Près de vous

Trouver sa voie dans l’accompagnement

Pour l’Ordre des infirmières et infirmiers du Québec (OIIQ), l’accès à des soins de santé de qualité au moment où le patient en a besoin constitue une priorité. Dans la poursuite de cet objectif, l’OIIQ mise sur une utilisation optimale de l’expertise infirmière où la compétence, l’autonomie et la collaboration professionnelles sont une source de motivation quotidienne.  

Faire la différence auprès des patients, faciliter leur quotidien et celui des familles, fournir le meilleur accompagnement possible: Suzie Côté répond invariablement présente ! Infirmière à la Clinique d’insuffisance rénale chronique de l’Hôpital Sainte-Croix de Drummondville, son apport est essentiel et reconnu. 

En poste depuis 2012, Suzie confirme avoir trouvé sa voie. L’environnement qui est le sien lui offre tous les défis qu’elle recherche. «J’aime participer à l’amélioration des services à la population et mes tâches à la Clinique touchent à tous les systèmes du corps humain». Suzie est très motivée à l’idée de soutenir, de faire collaborer et participer ses patients, et de leur fournir les outils nécessaires pour améliorer leur état de santé.

Alliée incontournable, la jeune professionnelle se fait l’expression du rôle indispensable que joue l’infirmière dans la prévention de l’évolution de l’insuffisance rénale. Le soutien à l’autogestion de la maladie par l’éducation, la formation, l’entretien motivationnel et l’adoption de saines habitudes de vie lui procure beaucoup de satisfaction et ses patients le lui rendent bien. Son engagement engendre chez eux confiance et reconnaissance.
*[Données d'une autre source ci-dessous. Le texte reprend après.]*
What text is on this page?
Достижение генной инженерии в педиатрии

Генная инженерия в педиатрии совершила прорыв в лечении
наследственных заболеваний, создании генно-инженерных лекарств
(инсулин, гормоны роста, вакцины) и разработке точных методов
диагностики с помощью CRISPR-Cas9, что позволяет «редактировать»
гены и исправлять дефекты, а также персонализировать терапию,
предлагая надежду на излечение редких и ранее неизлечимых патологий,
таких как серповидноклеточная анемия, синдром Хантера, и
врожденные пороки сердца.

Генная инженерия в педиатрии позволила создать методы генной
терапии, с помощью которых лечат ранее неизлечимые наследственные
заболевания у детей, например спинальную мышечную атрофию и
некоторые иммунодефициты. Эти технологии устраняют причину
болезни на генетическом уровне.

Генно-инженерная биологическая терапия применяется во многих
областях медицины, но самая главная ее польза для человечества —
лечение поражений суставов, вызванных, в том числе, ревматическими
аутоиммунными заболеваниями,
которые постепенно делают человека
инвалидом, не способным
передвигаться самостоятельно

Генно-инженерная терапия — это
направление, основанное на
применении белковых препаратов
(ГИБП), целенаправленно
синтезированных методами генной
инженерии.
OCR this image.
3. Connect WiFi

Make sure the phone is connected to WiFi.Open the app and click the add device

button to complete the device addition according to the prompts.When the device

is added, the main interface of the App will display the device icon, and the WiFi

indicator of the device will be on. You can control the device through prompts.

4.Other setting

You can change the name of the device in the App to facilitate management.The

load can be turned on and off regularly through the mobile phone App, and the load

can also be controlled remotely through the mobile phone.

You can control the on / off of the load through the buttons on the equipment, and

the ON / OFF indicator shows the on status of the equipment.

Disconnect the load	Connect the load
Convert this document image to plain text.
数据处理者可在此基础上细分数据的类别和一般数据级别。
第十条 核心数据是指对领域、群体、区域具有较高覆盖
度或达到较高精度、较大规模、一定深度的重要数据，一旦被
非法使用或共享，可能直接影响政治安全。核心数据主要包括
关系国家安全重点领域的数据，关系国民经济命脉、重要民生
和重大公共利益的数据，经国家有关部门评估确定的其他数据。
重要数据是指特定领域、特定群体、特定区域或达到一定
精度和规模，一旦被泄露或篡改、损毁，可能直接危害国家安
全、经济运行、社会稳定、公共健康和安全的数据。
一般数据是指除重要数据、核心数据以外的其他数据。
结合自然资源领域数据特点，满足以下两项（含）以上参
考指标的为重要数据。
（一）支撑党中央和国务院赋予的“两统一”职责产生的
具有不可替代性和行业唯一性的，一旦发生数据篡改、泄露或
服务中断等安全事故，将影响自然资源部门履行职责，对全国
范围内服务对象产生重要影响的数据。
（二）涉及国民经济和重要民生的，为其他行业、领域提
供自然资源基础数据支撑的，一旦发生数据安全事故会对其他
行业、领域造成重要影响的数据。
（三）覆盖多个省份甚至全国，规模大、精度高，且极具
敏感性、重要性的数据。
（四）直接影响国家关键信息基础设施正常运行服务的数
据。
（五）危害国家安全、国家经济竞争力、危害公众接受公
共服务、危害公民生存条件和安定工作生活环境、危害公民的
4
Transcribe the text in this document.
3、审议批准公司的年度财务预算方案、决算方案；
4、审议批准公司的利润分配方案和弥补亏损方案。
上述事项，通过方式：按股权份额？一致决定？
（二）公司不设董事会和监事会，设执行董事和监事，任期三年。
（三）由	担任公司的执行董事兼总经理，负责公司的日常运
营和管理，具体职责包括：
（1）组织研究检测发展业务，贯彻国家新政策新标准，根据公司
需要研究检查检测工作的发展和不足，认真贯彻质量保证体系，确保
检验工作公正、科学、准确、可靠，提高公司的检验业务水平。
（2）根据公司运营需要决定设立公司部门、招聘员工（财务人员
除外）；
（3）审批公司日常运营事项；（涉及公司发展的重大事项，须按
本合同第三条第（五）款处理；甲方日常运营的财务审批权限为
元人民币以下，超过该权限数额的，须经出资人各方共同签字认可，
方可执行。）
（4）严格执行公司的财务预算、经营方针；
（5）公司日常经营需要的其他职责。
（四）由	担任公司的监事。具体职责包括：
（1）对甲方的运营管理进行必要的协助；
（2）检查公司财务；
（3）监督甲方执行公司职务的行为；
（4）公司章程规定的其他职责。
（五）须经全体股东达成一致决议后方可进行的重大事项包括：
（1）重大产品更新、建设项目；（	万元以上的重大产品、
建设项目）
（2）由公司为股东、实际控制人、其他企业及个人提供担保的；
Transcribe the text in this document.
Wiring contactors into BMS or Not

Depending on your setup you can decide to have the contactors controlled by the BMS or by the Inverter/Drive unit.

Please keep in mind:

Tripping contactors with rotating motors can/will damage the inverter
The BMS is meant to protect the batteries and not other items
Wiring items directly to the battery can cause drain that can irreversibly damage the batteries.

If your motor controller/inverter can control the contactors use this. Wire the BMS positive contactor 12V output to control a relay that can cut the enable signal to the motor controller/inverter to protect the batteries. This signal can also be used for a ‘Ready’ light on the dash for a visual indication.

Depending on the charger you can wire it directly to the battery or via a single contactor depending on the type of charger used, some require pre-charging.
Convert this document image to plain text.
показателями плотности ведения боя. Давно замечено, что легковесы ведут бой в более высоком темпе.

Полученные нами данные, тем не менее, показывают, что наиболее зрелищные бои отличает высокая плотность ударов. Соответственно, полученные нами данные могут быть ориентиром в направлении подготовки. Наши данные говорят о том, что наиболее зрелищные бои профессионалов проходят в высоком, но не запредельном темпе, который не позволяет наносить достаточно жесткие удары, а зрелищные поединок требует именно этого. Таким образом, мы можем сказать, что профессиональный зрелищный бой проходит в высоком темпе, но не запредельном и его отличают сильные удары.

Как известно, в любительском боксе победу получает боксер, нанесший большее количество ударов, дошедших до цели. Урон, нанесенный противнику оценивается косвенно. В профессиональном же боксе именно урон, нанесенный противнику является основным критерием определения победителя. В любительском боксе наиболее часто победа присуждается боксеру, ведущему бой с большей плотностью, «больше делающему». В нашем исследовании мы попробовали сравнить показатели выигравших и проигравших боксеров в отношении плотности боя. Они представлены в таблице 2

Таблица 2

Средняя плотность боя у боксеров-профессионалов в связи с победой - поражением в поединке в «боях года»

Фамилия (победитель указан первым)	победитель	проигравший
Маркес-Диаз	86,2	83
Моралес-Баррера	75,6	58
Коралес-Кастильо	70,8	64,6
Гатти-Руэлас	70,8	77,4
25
Si Suzie Côté apprécie particulièrement le fait d’accompagner le patient dans la prise en charge de sa santé, la collaboration interprofessionnelle que requiert la fonction qu’elle occupe la stimule également. «J’enseigne aux gens qui ont besoin de soins et à leur famille, mais je suis aussi devenue une référence pour les autres membres de l’équipe. Cette intégration et le partage du savoir au sein d’un regroupement est très valorisant.»             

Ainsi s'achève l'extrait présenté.